Un rhum blanc se déguste dans un verre tulipe, à température ambiante (18–22 °C), sans glace, après dix à quinze minutes d'aération — au-delà de 50°, quelques gouttes d'eau l'ouvrent. Sans fût pour le maquiller, tout se joue sur la canne, la fermentation et le degré.

On ne déguste pas un rhum blanc comme un rhum vieux. Devant un vieux, on commente le bois, la vanille, le tanin ; devant un blanc, il ne reste que la matière première et la façon dont on l'a travaillée. C'est plus exigeant, et bien plus intéressant : rien ne vient recouvrir un défaut, ni sauver une eau-de-vie bâclée.

Les quatre gestes qui changent tout

Le verre : une tulipe concentre les arômes ; un verre à shot les envoie droit aux narines et masque tout. La température : entre 18 et 22 °C — un rhum blanc glacé se tait. L'aération : dix à quinze minutes, le temps que l'alcool s'efface et que la canne fraîche, l'herbe coupée et la fleur blanche se déploient. L'eau : deux ou trois gouttes au-delà de 50°, ajoutées progressivement — on peut toujours en remettre, jamais en enlever. Le détail est dans notre méthode complète.
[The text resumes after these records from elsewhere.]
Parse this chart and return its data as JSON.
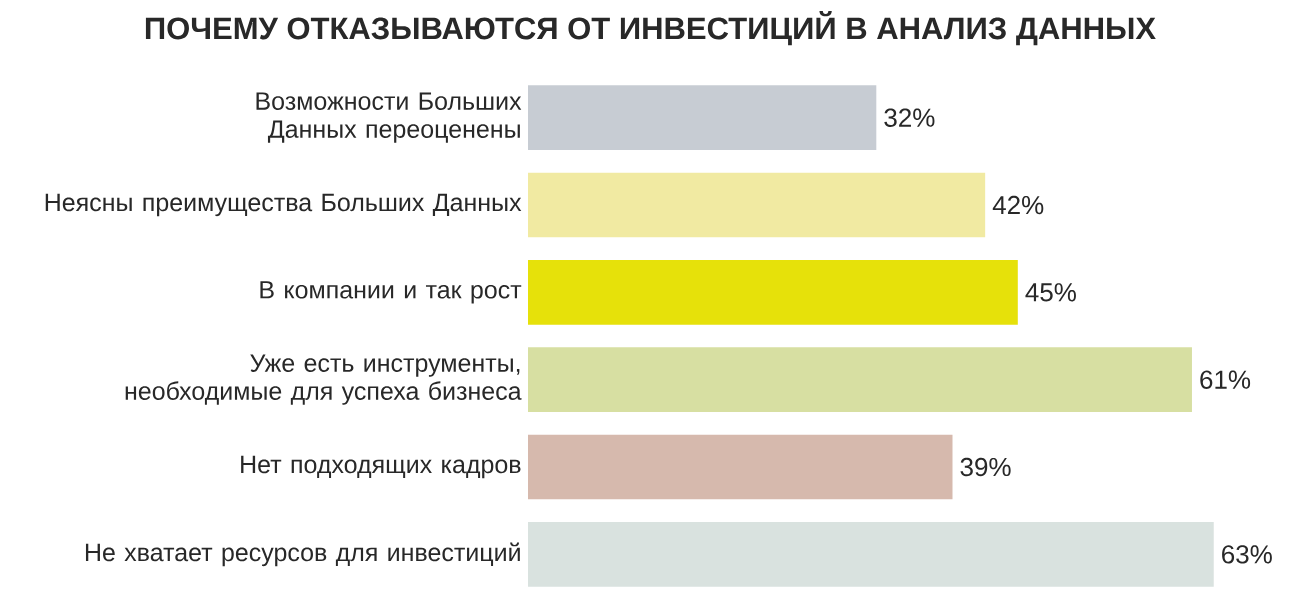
{
  "chart_data": {
    "type": "bar",
    "orientation": "horizontal",
    "title": "ПОЧЕМУ ОТКАЗЫВАЮТСЯ ОТ ИНВЕСТИЦИЙ В АНАЛИЗ ДАННЫХ",
    "categories": [
      "Возможности Больших Данных переоценены",
      "Неясны преимущества Больших Данных",
      "В компании и так рост",
      "Уже есть инструменты, необходимые для успеха бизнеса",
      "Нет подходящих кадров",
      "Не хватает ресурсов для инвестиций"
    ],
    "values": [
      32,
      42,
      45,
      61,
      39,
      63
    ],
    "value_labels": [
      "32%",
      "42%",
      "45%",
      "61%",
      "39%",
      "63%"
    ],
    "colors": [
      "#c7ccd3",
      "#f1eaa2",
      "#e6e10a",
      "#d7dfa2",
      "#d6b9ad",
      "#d9e2df"
    ]
  }
}
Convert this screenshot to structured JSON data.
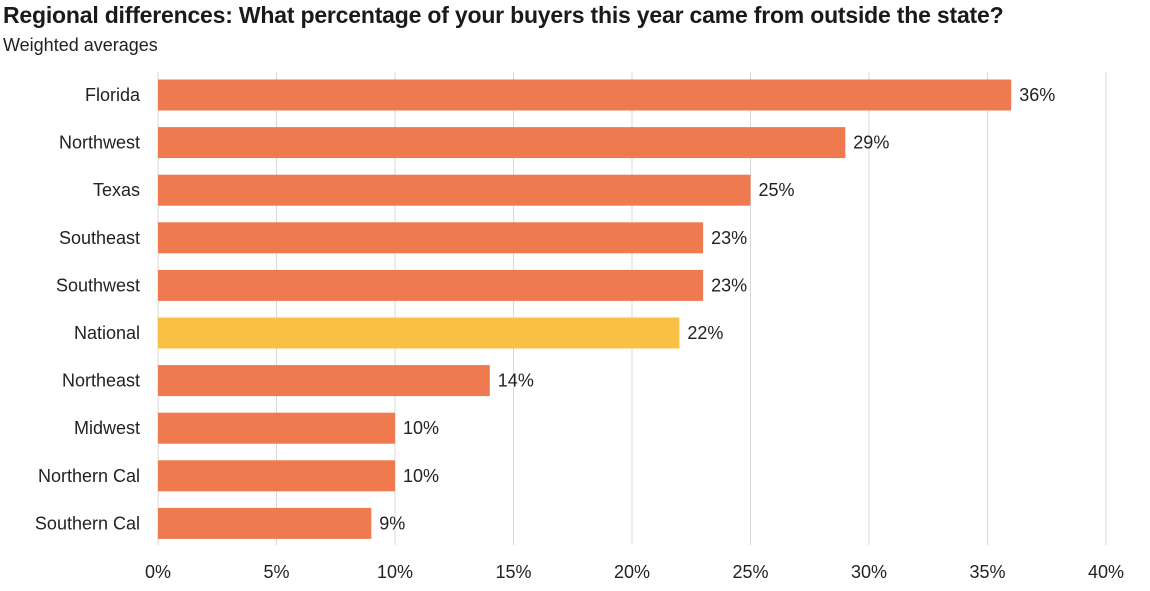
{
  "title": "Regional differences: What percentage of your buyers this year came from outside the state?",
  "subtitle": "Weighted averages",
  "colors": {
    "bar": "#F07A50",
    "highlight": "#F8C146",
    "grid": "#D9D9D9"
  },
  "chart_data": {
    "type": "bar",
    "orientation": "horizontal",
    "categories": [
      "Florida",
      "Northwest",
      "Texas",
      "Southeast",
      "Southwest",
      "National",
      "Northeast",
      "Midwest",
      "Northern Cal",
      "Southern Cal"
    ],
    "values": [
      36,
      29,
      25,
      23,
      23,
      22,
      14,
      10,
      10,
      9
    ],
    "value_labels": [
      "36%",
      "29%",
      "25%",
      "23%",
      "23%",
      "22%",
      "14%",
      "10%",
      "10%",
      "9%"
    ],
    "highlight": "National",
    "xlim": [
      0,
      40
    ],
    "xticks": [
      0,
      5,
      10,
      15,
      20,
      25,
      30,
      35,
      40
    ],
    "xtick_labels": [
      "0%",
      "5%",
      "10%",
      "15%",
      "20%",
      "25%",
      "30%",
      "35%",
      "40%"
    ],
    "grid": true,
    "legend": "none"
  }
}
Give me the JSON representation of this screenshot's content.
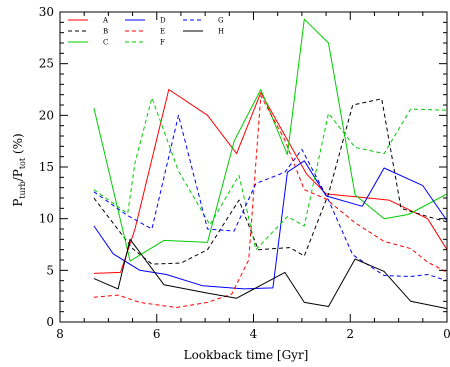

Mettre des mots sur ce que l'on sent

C'est la difficulté réelle de la dégustation : reconnaître un arôme est une chose, le nommer en est une autre. Notre roue aromatique du rhum blanc classe les descripteurs en cinq familles — végétal, floral, fruité, fermentaire, épicé et minéral — pour aller du général au précis. Le glossaire complète le vocabulaire technique.

Ce que la dégustation révèle de la fabrication

Un profil très végétal signale du pur jus de canne passé en colonne créole ; des notes de banane trop mûre et de vernis trahissent une fermentation longue riche en esters ; une brûlure d'alcool qui ne s'estompe pas à l'aération raconte souvent une réduction menée trop vite. Le verre remonte le fil de l'atelier.